題目放在最後面：

我想說，這個題對於不知道字尾表示式的人真的坑，看了半天題目結果還迷迷糊糊，但是這個卻是銅牌的題目，哎。

非常建議看一看相關部落格，關於他們的定義，推薦一篇寫的很好的部落格：

看完之後，解這個題就是分分鐘的事了，對於一個字尾表示式，我們的求法是：

從左至右掃描表示式，遇到數字時，將數字壓入堆疊，遇到運算子時，彈出棧頂的兩個數，用運算子對它們做相應的計算（次頂元素 op 棧頂元素），並將結果入棧；重複上述過程直到表示式最右端，最後運算得出的值即為表示式的結果。

那麼，當棧中有兩個以上數時，遇到運算子就問題不大，但是沒那麼多數時就要進行處理了。

具體操作是：

首先我們算出有多少個數（0-9），我們記為digitnum，多少個*號，我們記為starnum，如果數字少於 *個數+1，那麼我們一開始就要插入了。

所以說，我們插入只在最開始，一開始插入starnum + 1 - digitnum個，因為進行n次乘法最少也需要n+1個數。

然後交換呢？

如果在整個字串中，starnum 和 digitnum的關係合理，那麼我們一定可以重排字串，使其合理，這裡我們貪心一下，

如果左邊全部是數字，右邊全是*，那麼他們一定符合條件，比如  666**，所以我們swap操作都努力的變成這樣。

注意，是可以任意交換，我開始以為是相鄰交換，哎。

那麼我們就開始模擬計算這個表示式。

直接for迴圈，然後if判斷

如果棧中元素小於2，但是遇到一個*，（說明不能進行操作），那麼把這個*交換到後面去。

如果遇到*，但是棧中元素夠，那麼棧元素個數減1，因為進行一次操作需要消耗兩個元素，得到一個元素。

遇到一個數，就棧的size++；

最後輸出ans就可以了。

總結一下演算法步驟：

首先在開頭填充數字（如果需要的話），這就是進行了插入操作。

for迴圈遍歷，if判斷

①如果是*號，分兩種

1.元素個數夠操作，那麼個數減1

2.元素個數不夠操作，那麼把*換到後面，ans++。

②如果是數字，元素個數++。

還有一個問題，題目不夠嚴謹

如果結尾不是*，那麼應該加1個*的，但是題目的資料沒考慮到，這個漏洞大家就不用太在意了。

AC程式碼：

#include<cstdio>
#include<iostream>
#include<cstdlib>
#include<queue>
#include<cstring>
#include<algorithm>
#include<set>
#include<string>
#include<map>
#include<cmath>
#include<vector>
#include<time.h>
#define fori(l,r) for( int i = l ; i <= r ; i++ )
#define forj(l,r) for( int j = l ; j <= r ; j++ )
#define fork(l,r) for( int k = l ; k <= r ; k++ )
#define mem(a,val) memset(a,val,sizeof a)
#define lef rt<<1
#define rig rt<<1|1
#define mid (l+r)>>1
#define inf 0x3f3f3f3f
#define llinf 0x3f3f3f3f3f3f3f3f
#define eps 1e-7
using namespace std;
typedef long long ll;
char s[1006];
int len;
int main()
{
    int T;
    while( scanf("%d",&T)==1 )
    {
        while( T-- )
        {

            scanf("%s",s);
            len = strlen(s);
            int digitnum = 0,starnum = 0;
            for( int i = 0 ; i < len ; i++ )
                if( s[i] == '*' )
                    starnum++;
                else digitnum++;
            int ans = 0,val = 0;
            if( digitnum < starnum+1 )
            {
                ans = starnum+1-digitnum;   //需要插入ans個數
                val = ans;
            }
            int last = len-1;
            for( int i = 0 ; i < len ; i++ )
            {
                if( s[i] == '*' )
                {
                    if( val < 2 )
                    {
                        while( last >= 0 && s[last] == '*' )
                            last--;
                        swap(s[i],s[last]);
                        ans++;
                        val++;
                    }
                    else val--;
                }
                else
                {
                    val++;
                }
            }
            printf("%d\n",ans);
        }
    }
    return 0;
}

/*
//freopen("E:\\problem list\\codeblocks\\A\\input.txt","r",stdin);
//freopen("E:\\problem list\\codeblocks\\A\\standardoutput.txt","w",stdout);

1**3
12*34*56****
12*34*56***
12*34*56**
12*3*4
*11
1*1


11*11
*/

Do you know reverse Polish notation (RPN)?
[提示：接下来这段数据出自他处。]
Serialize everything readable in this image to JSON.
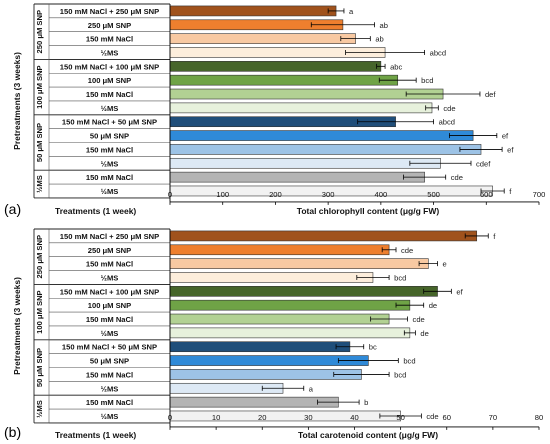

It is a known notation in the area of mathematics and computer science. It is also known as postfix notation since every operator in an expression follows all of its operands. Bob is a student in Marjar University. He is learning RPN recent days.

To clarify the syntax of RPN for those who haven't learnt it before, we will offer some examples here. For instance, to add 3 and 4, one would write "3 4 +" rather than "3 + 4". If there are multiple operations, the operator is given immediately after its second operand. The arithmetic expression written "3 - 4 + 5" in conventional notation would be written "3 4 - 5 +" in RPN: 4 is first subtracted from 3, and then 5 added to it. Another infix expression "5 + ((1 + 2) × 4) - 3" can be written down like this in RPN: "5 1 2 + 4 × + 3 -". An advantage of RPN is that it obviates the need for parentheses that are required by infix.

In this problem, we will use the asterisk "*" as the only operator and digits from "1" to "9" (without "0") as components of operands.

You are given an expression in reverse Polish notation. Unfortunately, all space characters are missing. That means the expression are concatenated into several long numeric sequence which are separated by asterisks. So you cannot distinguish the numbers from the given string.

You task is to check whether the given string can represent a valid RPN expression. If the given string cannot represent any valid RPN, please find out the minimal number of operations to make it valid. There are two types of operation to adjust the given string:

1. Insert. You can insert a non-zero digit or an asterisk anywhere. For example, if you insert a "1" at the beginning of "2*3*4", the string becomes "12*3*4".
2. Swap. You can swap any two characters in the string. For example, if you swap the last two characters of "12*3*4", the string becomes "12*34*".

The strings "2*3*4" and "12*3*4" cannot represent any valid RPN, but the string "12*34*" can represent a valid RPN which is "1 2 * 34 *".

Input

There are multiple test cases. The first line of input contains an integer T indicating the number of test cases. For each test case:

There is a non-empty string consists of asterisks and non-zero digits. The length of the string will not exceed 1000.

Output

For each test case, output the minimal number of operations to make the given string able to represent a valid RPN.

Sample Input

3
1*1
11*234**
*

Sample Output

1
0
2